Based upon the foregoing, and subject to the qualifications and limitations stated herein, I am of the opinion that
1. The Company is a corporation duly incorporated and validly existing in good standing under the laws of the State of Pennsylvania.
2. The Exchange Notes have been duly authorized for issuance and, when duly executed by the Company, authenticated by the Trustee in accordance with the Indenture, and delivered by the Company against the receipt of the Original Notes surrendered in exchange therefor in the manner described in the Registration Statement and the Prospectus (or any supplement thereto filed pursuant to Rule 424 under the Act), will be valid and binding obligations of the Company and will be entitled to the benefits of the Indenture, except as may be limited by bankruptcy, insolvency, fraudulent transfer and conveyance, reorganization, moratorium and similar laws affecting creditors' rights and remedies generally and general principles of equity, including principles of commercial reasonableness, good faith and fair dealing (regardless of whether enforcement is sought in a proceeding at law or in equity).

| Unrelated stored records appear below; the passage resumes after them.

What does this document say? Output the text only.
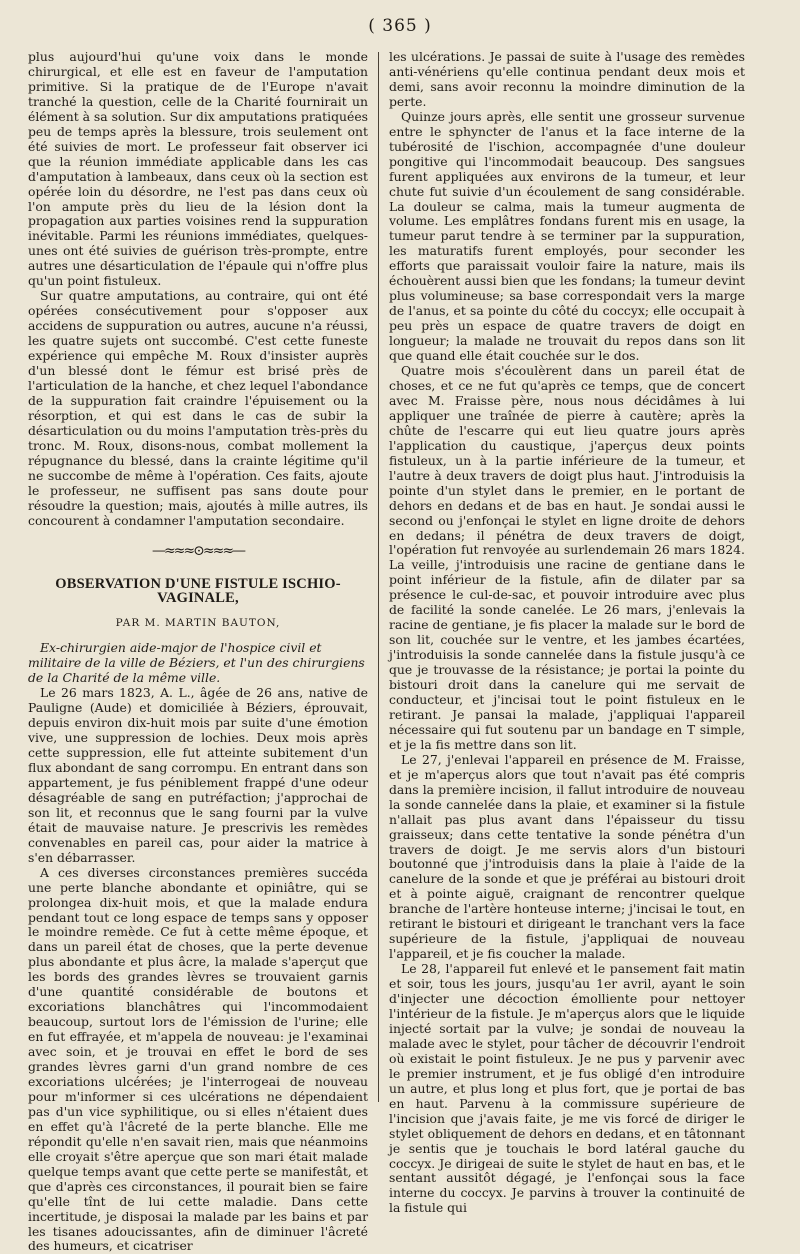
( 365 )

plus aujourd'hui qu'une voix dans le monde chirurgical, et elle est en faveur de l'amputation primitive. Si la pratique de de l'Europe n'avait tranché la question, celle de la Charité fournirait un élément à sa solution. Sur dix amputations pratiquées peu de temps après la blessure, trois seulement ont été suivies de mort. Le professeur fait observer ici que la réunion immédiate applicable dans les cas d'amputation à lambeaux, dans ceux où la section est opérée loin du désordre, ne l'est pas dans ceux où l'on ampute près du lieu de la lésion dont la propagation aux parties voisines rend la suppuration inévitable. Parmi les réunions immédiates, quelques-unes ont été suivies de guérison très-prompte, entre autres une désarticulation de l'épaule qui n'offre plus qu'un point fistuleux.

Sur quatre amputations, au contraire, qui ont été opérées consécutivement pour s'opposer aux accidens de suppuration ou autres, aucune n'a réussi, les quatre sujets ont succombé. C'est cette funeste expérience qui empêche M. Roux d'insister auprès d'un blessé dont le fémur est brisé près de l'articulation de la hanche, et chez lequel l'abondance de la suppuration fait craindre l'épuisement ou la résorption, et qui est dans le cas de subir la désarticulation ou du moins l'amputation très-près du tronc. M. Roux, disons-nous, combat mollement la répugnance du blessé, dans la crainte légitime qu'il ne succombe de même à l'opération. Ces faits, ajoute le professeur, ne suffisent pas sans doute pour résoudre la question; mais, ajoutés à mille autres, ils concourent à condamner l'amputation secondaire.

—≈≈≈⊙≈≈≈—
OBSERVATION D'UNE FISTULE ISCHIO-VAGINALE,
PAR M. MARTIN BAUTON,

Ex-chirurgien aide-major de l'hospice civil et militaire de la ville de Béziers, et l'un des chirurgiens de la Charité de la même ville.

Le 26 mars 1823, A. L., âgée de 26 ans, native de Pauligne (Aude) et domiciliée à Béziers, éprouvait, depuis environ dix-huit mois par suite d'une émotion vive, une suppression de lochies. Deux mois après cette suppression, elle fut atteinte subitement d'un flux abondant de sang corrompu. En entrant dans son appartement, je fus péniblement frappé d'une odeur désagréable de sang en putréfaction; j'approchai de son lit, et reconnus que le sang fourni par la vulve était de mauvaise nature. Je prescrivis les remèdes convenables en pareil cas, pour aider la matrice à s'en débarrasser.

A ces diverses circonstances premières succéda une perte blanche abondante et opiniâtre, qui se prolongea dix-huit mois, et que la malade endura pendant tout ce long espace de temps sans y opposer le moindre remède. Ce fut à cette même époque, et dans un pareil état de choses, que la perte devenue plus abondante et plus âcre, la malade s'aperçut que les bords des grandes lèvres se trouvaient garnis d'une quantité considérable de boutons et excoriations blanchâtres qui l'incommodaient beaucoup, surtout lors de l'émission de l'urine; elle en fut effrayée, et m'appela de nouveau: je l'examinai avec soin, et je trouvai en effet le bord de ses grandes lèvres garni d'un grand nombre de ces excoriations ulcérées; je l'interrogeai de nouveau pour m'informer si ces ulcérations ne dépendaient pas d'un vice syphilitique, ou si elles n'étaient dues en effet qu'à l'âcreté de la perte blanche. Elle me répondit qu'elle n'en savait rien, mais que néanmoins elle croyait s'être aperçue que son mari était malade quelque temps avant que cette perte se manifestât, et que d'après ces circonstances, il pourait bien se faire qu'elle tînt de lui cette maladie. Dans cette incertitude, je disposai la malade par les bains et par les tisanes adoucissantes, afin de diminuer l'âcreté des humeurs, et cicatriser

les ulcérations. Je passai de suite à l'usage des remèdes anti-vénériens qu'elle continua pendant deux mois et demi, sans avoir reconnu la moindre diminution de la perte.

Quinze jours après, elle sentit une grosseur survenue entre le sphyncter de l'anus et la face interne de la tubérosité de l'ischion, accompagnée d'une douleur pongitive qui l'incommodait beaucoup. Des sangsues furent appliquées aux environs de la tumeur, et leur chute fut suivie d'un écoulement de sang considérable. La douleur se calma, mais la tumeur augmenta de volume. Les emplâtres fondans furent mis en usage, la tumeur parut tendre à se terminer par la suppuration, les maturatifs furent employés, pour seconder les efforts que paraissait vouloir faire la nature, mais ils échouèrent aussi bien que les fondans; la tumeur devint plus volumineuse; sa base correspondait vers la marge de l'anus, et sa pointe du côté du coccyx; elle occupait à peu près un espace de quatre travers de doigt en longueur; la malade ne trouvait du repos dans son lit que quand elle était couchée sur le dos.

Quatre mois s'écoulèrent dans un pareil état de choses, et ce ne fut qu'après ce temps, que de concert avec M. Fraisse père, nous nous décidâmes à lui appliquer une traînée de pierre à cautère; après la chûte de l'escarre qui eut lieu quatre jours après l'application du caustique, j'aperçus deux points fistuleux, un à la partie inférieure de la tumeur, et l'autre à deux travers de doigt plus haut. J'introduisis la pointe d'un stylet dans le premier, en le portant de dehors en dedans et de bas en haut. Je sondai aussi le second ou j'enfonçai le stylet en ligne droite de dehors en dedans; il pénétra de deux travers de doigt, l'opération fut renvoyée au surlendemain 26 mars 1824. La veille, j'introduisis une racine de gentiane dans le point inférieur de la fistule, afin de dilater par sa présence le cul-de-sac, et pouvoir introduire avec plus de facilité la sonde canelée. Le 26 mars, j'enlevais la racine de gentiane, je fis placer la malade sur le bord de son lit, couchée sur le ventre, et les jambes écartées, j'introduisis la sonde cannelée dans la fistule jusqu'à ce que je trouvasse de la résistance; je portai la pointe du bistouri droit dans la canelure qui me servait de conducteur, et j'incisai tout le point fistuleux en le retirant. Je pansai la malade, j'appliquai l'appareil nécessaire qui fut soutenu par un bandage en T simple, et je la fis mettre dans son lit.

Le 27, j'enlevai l'appareil en présence de M. Fraisse, et je m'aperçus alors que tout n'avait pas été compris dans la première incision, il fallut introduire de nouveau la sonde cannelée dans la plaie, et examiner si la fistule n'allait pas plus avant dans l'épaisseur du tissu graisseux; dans cette tentative la sonde pénétra d'un travers de doigt. Je me servis alors d'un bistouri boutonné que j'introduisis dans la plaie à l'aide de la canelure de la sonde et que je préférai au bistouri droit et à pointe aiguë, craignant de rencontrer quelque branche de l'artère honteuse interne; j'incisai le tout, en retirant le bistouri et dirigeant le tranchant vers la face supérieure de la fistule, j'appliquai de nouveau l'appareil, et je fis coucher la malade.

Le 28, l'appareil fut enlevé et le pansement fait matin et soir, tous les jours, jusqu'au 1er avril, ayant le soin d'injecter une décoction émolliente pour nettoyer l'intérieur de la fistule. Je m'aperçus alors que le liquide injecté sortait par la vulve; je sondai de nouveau la malade avec le stylet, pour tâcher de découvrir l'endroit où existait le point fistuleux. Je ne pus y parvenir avec le premier instrument, et je fus obligé d'en introduire un autre, et plus long et plus fort, que je portai de bas en haut. Parvenu à la commissure supérieure de l'incision que j'avais faite, je me vis forcé de diriger le stylet obliquement de dehors en dedans, et en tâtonnant je sentis que je touchais le bord latéral gauche du coccyx. Je dirigeai de suite le stylet de haut en bas, et le sentant aussitôt dégagé, je l'enfonçai sous la face interne du coccyx. Je parvins à trouver la continuité de la fistule qui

Paragraph 2 above is subject to the Registration Statement's becoming effective under the Act with no stop order with respect thereto having been issued by the Commission and to the continued
effectiveness of the order of the Pennsylvania Public Utility Commission authorizing the issuance of the Exchange Notes and the Original Notes.
In connection with this opinion, I have assumed that the authorization of any such Exchange Note will not have been modified or rescinded by the Board of Directors of the Company and there will not have occurred any change in law affecting the validity or enforceability of such Exchange Note prior to its issuance.
I consent to the filing of this opinion as an exhibit to the Registration Statement and I further consent to the use of my name under the caption "Legal Matters" in the Registration Statement. In giving such consent, I do not thereby admit that I am in the category of persons whose consent is required under Section 7 of the Act.
I am a member of the bar of the Commonwealth of Pennsylvania, and this opinion is limited to the laws of the State of Pennsylvania. Insofar as the opinions expressed herein relate to matters governed by the laws of the State of New York or the Federal laws of the United States, I have relied upon the opinion of Akin Gump Strauss Hauer & Feld LLP, special counsel for the Company, which is also being filed as an exhibit to the Registration Statement.